Les Conventions de Genève sont plus que jamais nécessaires face aux atrocités commises dans les conflits

07 avril 2016
Les Conventions de Genève sont plus que jamais nécessaires face aux atrocités commises dans les conflits

Par Helen Durham, directrice du Département du droit international et des politiques humanitaires au CICR.

Loin d'être dépassé, le droit de la guerre n'a jamais été aussi bien connu du grand public, et les violations de ce droit n'ont jamais suscité autant d'indignation.

Lors du Sommet humanitaire mondial, qui réunira tous les dirigeants de la planète le mois prochain en Turquie, l'une des questions essentielles à l'ordre du jour sera de savoir comment renforcer le respect du droit de la guerre.

Un respect dont le monde a cruellement besoin par les temps qui courent.

Face aux images qui défilent en boucle sur nos smartphones et nos écrans de télévision et qui montrent des hôpitaux bombardés, des populations assiégées et des millions de personnes chassées de chez elles, beaucoup s'interrogent – sans surprise – sur l'efficacité des règles qui régissent les conflits armés.

Je partage la frustration qui est à l'origine de ces interrogations.

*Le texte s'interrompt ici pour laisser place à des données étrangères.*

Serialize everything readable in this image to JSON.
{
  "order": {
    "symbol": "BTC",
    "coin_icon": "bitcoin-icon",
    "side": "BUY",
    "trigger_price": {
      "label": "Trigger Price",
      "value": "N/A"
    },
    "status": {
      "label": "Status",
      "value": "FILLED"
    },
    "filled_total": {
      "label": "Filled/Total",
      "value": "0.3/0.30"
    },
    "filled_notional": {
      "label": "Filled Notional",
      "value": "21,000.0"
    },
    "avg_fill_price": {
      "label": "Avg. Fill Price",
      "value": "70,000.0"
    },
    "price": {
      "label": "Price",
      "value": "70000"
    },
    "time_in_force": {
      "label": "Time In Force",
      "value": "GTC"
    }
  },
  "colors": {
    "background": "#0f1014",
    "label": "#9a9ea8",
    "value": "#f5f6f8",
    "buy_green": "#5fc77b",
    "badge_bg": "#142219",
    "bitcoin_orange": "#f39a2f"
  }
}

Comment ne pas être saisi d'un sentiment d'indignation quand on est témoin des horreurs sans fin que les populations endurent en Syrie, au Soudan du Sud ou en Afghanistan ? Il n'y a ensuite qu'un pas à franchir pour céder au cynisme quant à la force des valeurs humaines fondamentales consacrées par les Conventions de Genève et à leur aptitude à garantir la protection qu'elles sont censées offrir. La complexité des conflits modernes, qui transcendent les frontières et donnent lieu à des poussées d'extrémisme, vient brouiller encore davantage les repères.
Il suffit toutefois de creuser un peu pour se rendre compte que le droit de la guerre n'a rien perdu de sa pertinence.

Comme toute autre branche du droit, il ne peut pas mettre fin à toutes les souffrances – ce qui peut paraître paradoxal. Le droit de la guerre n'a cependant jamais été aussi solide et aussi bien connu du grand public, et l'indignation exprimée quand il est bafoué n'a jamais été aussi forte. Partant, même si l'argument peut être tentant, il serait erroné de prétendre que les Conventions de Genève (qui sont au cœur du droit de la guerre) ne sont plus d'aucune utilité.

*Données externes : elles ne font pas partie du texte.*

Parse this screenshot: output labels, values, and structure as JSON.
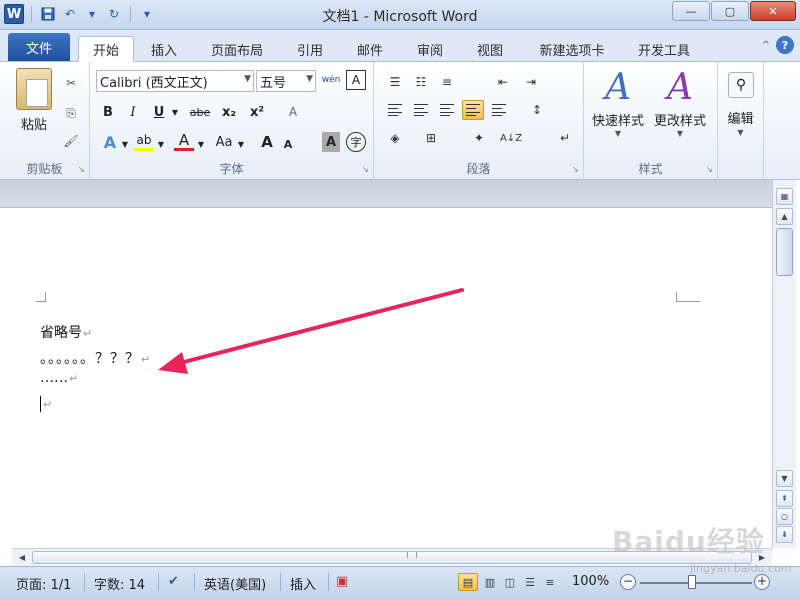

Voici cinq raisons qui expliquent pourquoi il est vital de ne pas les reléguer aux oubliettes :


1.-  Elles contribuent chaque jour à sauver des vies. Même si les violations sont monnaie courante, les Conventions de Genève sauvent des vies. Dans le contexte du confit en Syrie, elles jouent un rôle crucial en nous permettant de franchir les lignes de front pour fournir des soins, de l'eau potable et d'autres secours à des millions de personnes. Il ne s'agit pas uniquement de rappeler les règles de la guerre aux parties au conflit, mais aussi de les aider à mettre en œuvre le droit.

Au Comité international de la Croix-Rouge (CICR), nous expliquons aux parties en guerre comment réduire concrètement le nombre de victimes civiles – en Afghanistan par exemple, nous incitons les combattants à ne pas lancer d'attaques contre des objectifs militaires le matin, pendant que les femmes font le marché. Parfois, le droit de la guerre permet d'obtenir des choses qui devraient être tenues pour acquises mais qui ne le sont pas, comme éviter qu'un hôpital ne soit pris pour cible au Mali ou permettre à une ambulance de franchir un poste de contrôle en Cisjordanie.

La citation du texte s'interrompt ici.